Musk will soon get his own film. Oscar-winning documentarian Alex Gibney on Monday announced several months in the works on “Musk,” which producers promise will offer a “definitive and unvarnished examination” of the tech entrepreneur.

At the same time that the supervillain supremacy of the techno bro came to the fore, some films sought not to denigrate Big Tech but to assuage the infinite expanse of some digital world. Phil Lord, who created “The Mitchells Versus the Machines” and the multiverse-splitting “Spider-Man: Into the Spider-Verse” with Christopher Miller, says the Internet has deeply influenced his approach to film. Have done

“We, the legacy media, are responding in a probably subconscious way to the new media,” Lord says. “We’re all just trying to figure out how to live in the new world. It’s changing how people behave. It’s changing the way we find and experience love. It’s changing the way we live.” changes. Of course, the stories we tell and how we tell them are also going to change and reflect that. ‘Into the Spider-Verse’ definitely plays a lot of every era in your brain at the same time. Shows having all the ingredients.

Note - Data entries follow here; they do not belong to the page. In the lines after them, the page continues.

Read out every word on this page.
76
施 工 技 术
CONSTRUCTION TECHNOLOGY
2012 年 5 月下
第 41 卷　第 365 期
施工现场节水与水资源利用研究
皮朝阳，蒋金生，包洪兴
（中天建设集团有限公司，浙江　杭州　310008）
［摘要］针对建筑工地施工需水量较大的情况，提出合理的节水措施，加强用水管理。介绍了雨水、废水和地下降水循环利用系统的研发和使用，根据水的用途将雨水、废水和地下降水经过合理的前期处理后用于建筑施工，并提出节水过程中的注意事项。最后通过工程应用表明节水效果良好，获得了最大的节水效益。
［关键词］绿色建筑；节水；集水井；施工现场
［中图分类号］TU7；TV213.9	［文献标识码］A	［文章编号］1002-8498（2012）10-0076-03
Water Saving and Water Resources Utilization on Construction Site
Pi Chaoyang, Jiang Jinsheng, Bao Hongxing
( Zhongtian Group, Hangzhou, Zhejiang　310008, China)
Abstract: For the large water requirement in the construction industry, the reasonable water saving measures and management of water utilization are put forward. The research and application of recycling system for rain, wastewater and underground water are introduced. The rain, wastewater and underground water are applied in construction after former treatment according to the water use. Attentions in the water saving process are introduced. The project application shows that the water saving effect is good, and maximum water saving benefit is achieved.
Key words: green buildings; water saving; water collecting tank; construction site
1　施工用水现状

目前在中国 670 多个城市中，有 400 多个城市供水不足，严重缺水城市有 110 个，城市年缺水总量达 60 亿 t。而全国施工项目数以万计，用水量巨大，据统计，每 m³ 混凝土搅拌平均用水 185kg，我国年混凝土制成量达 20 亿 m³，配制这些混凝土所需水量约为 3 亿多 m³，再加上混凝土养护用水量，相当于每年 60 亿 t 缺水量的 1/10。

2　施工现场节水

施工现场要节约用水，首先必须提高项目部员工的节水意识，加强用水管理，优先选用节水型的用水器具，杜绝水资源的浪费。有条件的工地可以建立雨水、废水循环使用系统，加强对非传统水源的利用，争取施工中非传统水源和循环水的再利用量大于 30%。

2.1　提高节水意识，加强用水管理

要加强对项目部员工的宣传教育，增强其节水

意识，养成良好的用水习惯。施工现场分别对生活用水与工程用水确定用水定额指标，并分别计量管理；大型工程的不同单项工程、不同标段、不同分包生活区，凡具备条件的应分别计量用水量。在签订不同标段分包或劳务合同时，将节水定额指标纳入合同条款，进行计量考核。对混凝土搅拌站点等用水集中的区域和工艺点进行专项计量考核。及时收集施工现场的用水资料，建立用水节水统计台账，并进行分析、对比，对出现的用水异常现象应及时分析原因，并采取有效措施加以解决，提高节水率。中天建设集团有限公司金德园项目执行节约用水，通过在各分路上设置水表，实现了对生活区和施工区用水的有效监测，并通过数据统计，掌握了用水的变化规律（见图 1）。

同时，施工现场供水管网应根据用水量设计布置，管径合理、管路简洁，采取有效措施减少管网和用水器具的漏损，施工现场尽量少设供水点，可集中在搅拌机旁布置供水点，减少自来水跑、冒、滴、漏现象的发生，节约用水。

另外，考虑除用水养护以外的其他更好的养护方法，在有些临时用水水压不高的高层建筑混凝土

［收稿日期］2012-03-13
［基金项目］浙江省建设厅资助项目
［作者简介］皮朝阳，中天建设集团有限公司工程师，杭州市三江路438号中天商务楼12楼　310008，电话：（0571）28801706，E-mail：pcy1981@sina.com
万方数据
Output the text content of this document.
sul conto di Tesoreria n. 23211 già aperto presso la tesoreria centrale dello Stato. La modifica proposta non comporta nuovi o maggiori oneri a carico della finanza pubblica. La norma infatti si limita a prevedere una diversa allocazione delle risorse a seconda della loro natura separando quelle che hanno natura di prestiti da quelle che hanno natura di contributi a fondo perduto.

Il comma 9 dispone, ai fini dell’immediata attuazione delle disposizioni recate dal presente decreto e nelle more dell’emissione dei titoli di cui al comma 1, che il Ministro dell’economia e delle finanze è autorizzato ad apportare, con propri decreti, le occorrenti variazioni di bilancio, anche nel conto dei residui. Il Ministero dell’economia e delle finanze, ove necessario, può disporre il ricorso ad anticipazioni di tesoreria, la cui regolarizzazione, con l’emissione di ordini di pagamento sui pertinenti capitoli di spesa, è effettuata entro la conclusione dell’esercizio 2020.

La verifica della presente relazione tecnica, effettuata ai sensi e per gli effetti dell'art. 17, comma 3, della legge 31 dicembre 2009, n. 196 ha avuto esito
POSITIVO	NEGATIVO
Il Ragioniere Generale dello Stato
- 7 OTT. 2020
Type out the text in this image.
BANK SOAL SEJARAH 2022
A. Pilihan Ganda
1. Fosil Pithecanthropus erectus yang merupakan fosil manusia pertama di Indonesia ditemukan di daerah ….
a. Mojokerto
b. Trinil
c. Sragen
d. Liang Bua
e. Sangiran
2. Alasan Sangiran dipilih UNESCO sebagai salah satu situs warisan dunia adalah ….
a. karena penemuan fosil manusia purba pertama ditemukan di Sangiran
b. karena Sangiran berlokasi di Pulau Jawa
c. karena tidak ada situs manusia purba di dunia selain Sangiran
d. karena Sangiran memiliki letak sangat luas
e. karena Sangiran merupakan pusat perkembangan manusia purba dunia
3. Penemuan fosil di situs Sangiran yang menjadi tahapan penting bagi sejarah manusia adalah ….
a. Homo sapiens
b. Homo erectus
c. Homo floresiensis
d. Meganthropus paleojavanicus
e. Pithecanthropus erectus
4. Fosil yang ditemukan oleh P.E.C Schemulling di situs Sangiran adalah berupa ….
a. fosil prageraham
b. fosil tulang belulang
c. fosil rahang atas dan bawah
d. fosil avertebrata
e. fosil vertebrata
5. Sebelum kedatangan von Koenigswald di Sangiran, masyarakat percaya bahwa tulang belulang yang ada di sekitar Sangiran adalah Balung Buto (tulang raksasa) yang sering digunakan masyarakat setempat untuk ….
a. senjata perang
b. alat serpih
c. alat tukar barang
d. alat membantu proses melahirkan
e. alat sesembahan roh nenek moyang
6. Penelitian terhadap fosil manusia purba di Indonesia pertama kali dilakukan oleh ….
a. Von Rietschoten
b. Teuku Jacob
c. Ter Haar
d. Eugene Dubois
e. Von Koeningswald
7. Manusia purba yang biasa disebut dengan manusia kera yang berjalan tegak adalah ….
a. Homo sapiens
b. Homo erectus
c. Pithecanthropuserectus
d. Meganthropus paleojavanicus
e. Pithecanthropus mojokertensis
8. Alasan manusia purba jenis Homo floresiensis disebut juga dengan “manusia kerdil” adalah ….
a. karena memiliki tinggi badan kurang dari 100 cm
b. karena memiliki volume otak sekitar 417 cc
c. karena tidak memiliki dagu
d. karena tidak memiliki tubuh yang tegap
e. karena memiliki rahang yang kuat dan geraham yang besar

Best Picture favorite “Everything Everyone at Once,” too, reflects our multi-screen, media-bombarded lives. Writer-directors Daniel Kwan and Daniel Scheinert, whose film is up for 11 major Oscars, say they wanted to relive the confusion and heartache of omnipresent existence that technocrats like Miles Braun have experienced. The Mughals helped build it.

Kwan says, “We made the film because that’s what modern life looks like.”

So even though Miles Braun won’t go home with an Academy Award on Sunday, he still kind of wins. This is his world. We’re all just living in it.

,

Follow AP Film Writer Jake Coyle on Twitter:

,

For more coverage of this year’s Academy Awards, visit:

Categories
Comments are closed.
Ads Blocker Image Powered by Code Help Pro

Ads Blocker Detected!!!

We have detected that you are using extensions to block ads. Please support us by disabling these ads blocker.